History of the Peloponnesian War
Thucydides
Thucydides. The English works of Thomas Hobbes of Malmesbury. Hobbes, Thomas. translator. London: John Bohn, 1843.
Nor doth he that beareth himself high upon his own worth and refuseth to make himself fellow with the rest wrong the rest; for if he were in distress, he should not find any man that would share with him in his calamity. Therefore, as we are not so much as saluted when we be in misery, so let them likewise be content to be contemned of us when we flourish;
or if they require equality, let them also give it.
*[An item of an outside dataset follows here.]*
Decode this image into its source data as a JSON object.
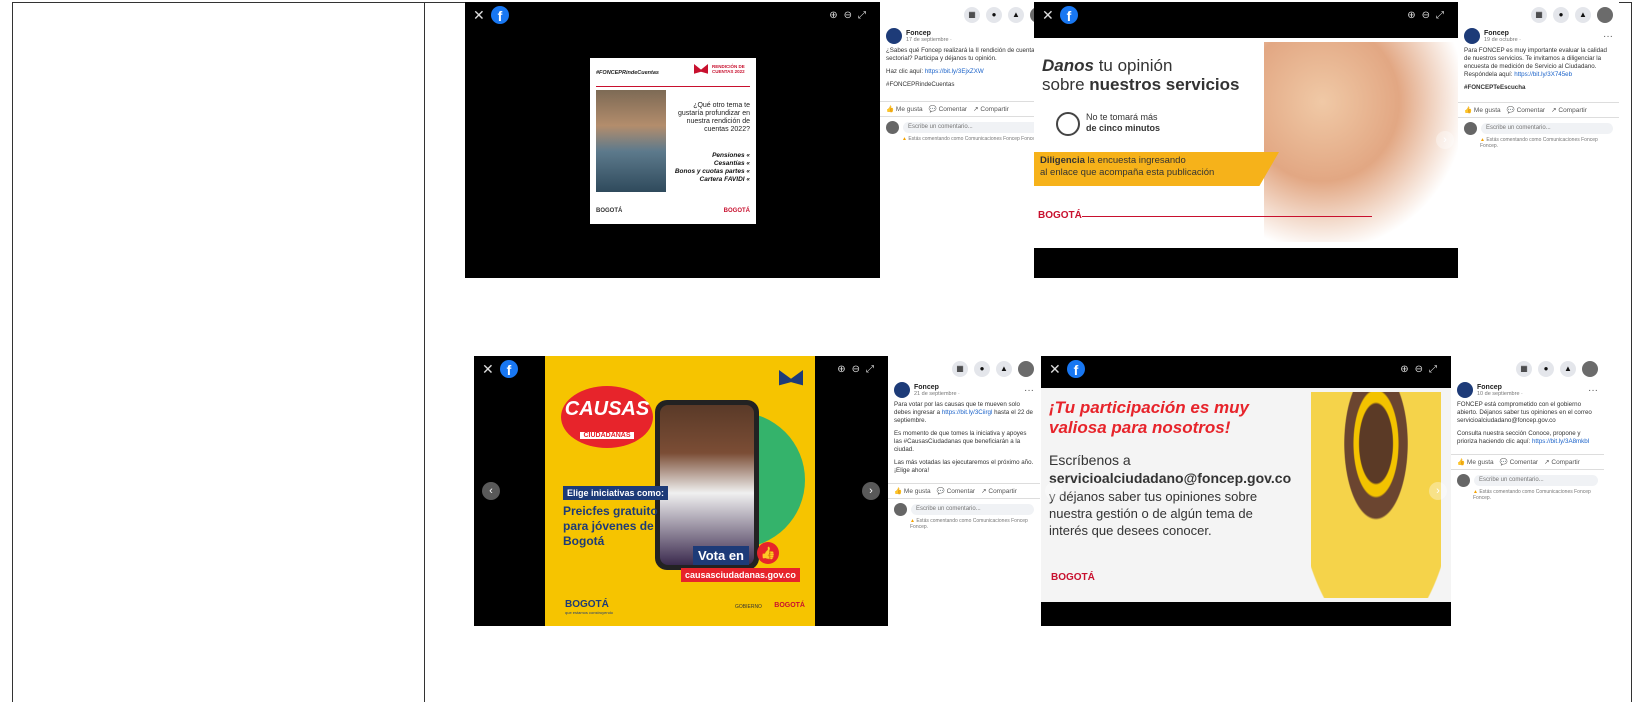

I know that such men, or any man else that excelleth in the glory of anything whatsoever, shall as long as he liveth be envied, principally of his equals, and then also of others amongst whom he converseth; but with posterity they shall have kindred claimed of them, though there be none; and his country will boast of him, not as of a stranger or one that had been a man of lewd life, but as their own citizen and one that had achieved worthy and laudable acts.
This being the thing I aim at and for which I am renowned, consider now whether I administer the public the worse for it or not. For having reconciled unto you the most potent states of Peloponnesus without much either danger or cost, I compelled the Lacedaemonians to stake all that ever they had upon the fortune of one day of Mantineia.
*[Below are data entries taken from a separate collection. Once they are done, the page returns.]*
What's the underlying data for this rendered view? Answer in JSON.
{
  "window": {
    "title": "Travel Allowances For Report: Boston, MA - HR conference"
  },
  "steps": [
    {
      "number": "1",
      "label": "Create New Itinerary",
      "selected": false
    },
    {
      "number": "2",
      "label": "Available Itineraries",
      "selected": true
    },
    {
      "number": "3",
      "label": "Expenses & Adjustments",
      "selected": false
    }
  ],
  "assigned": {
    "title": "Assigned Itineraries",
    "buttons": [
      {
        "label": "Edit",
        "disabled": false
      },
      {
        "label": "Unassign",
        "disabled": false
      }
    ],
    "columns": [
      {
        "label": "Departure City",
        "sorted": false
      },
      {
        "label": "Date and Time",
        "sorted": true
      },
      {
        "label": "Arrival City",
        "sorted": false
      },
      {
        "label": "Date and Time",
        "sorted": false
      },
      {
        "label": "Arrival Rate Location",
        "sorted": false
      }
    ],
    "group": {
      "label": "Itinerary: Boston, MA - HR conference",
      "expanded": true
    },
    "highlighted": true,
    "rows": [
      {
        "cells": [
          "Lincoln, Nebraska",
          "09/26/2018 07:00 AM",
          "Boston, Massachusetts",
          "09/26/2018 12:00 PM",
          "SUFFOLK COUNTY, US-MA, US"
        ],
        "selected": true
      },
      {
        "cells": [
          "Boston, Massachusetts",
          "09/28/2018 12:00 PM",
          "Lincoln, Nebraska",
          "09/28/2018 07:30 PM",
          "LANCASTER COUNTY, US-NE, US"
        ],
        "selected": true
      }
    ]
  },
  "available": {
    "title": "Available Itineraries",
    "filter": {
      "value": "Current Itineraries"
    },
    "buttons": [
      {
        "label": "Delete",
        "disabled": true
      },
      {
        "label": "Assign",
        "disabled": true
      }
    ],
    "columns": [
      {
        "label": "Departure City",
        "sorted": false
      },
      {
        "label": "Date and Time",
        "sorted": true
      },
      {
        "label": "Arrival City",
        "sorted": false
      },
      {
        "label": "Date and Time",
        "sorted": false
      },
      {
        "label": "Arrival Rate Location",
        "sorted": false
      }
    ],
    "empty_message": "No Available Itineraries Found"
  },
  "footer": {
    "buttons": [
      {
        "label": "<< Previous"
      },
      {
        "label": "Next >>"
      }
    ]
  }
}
And this hath my youth and madness, supposed to have been very madness, with familiar and fit words wrought upon the power of the Peloponnesians, and shewing reason for my passion, made my madness now no longer to be feared. But as long as I flourish with it, and Nicias is esteemed fortunate, make you use of both our services. And abrogate not your decree touching the voyage into Sicily, as though the power were great you are to encounter withal.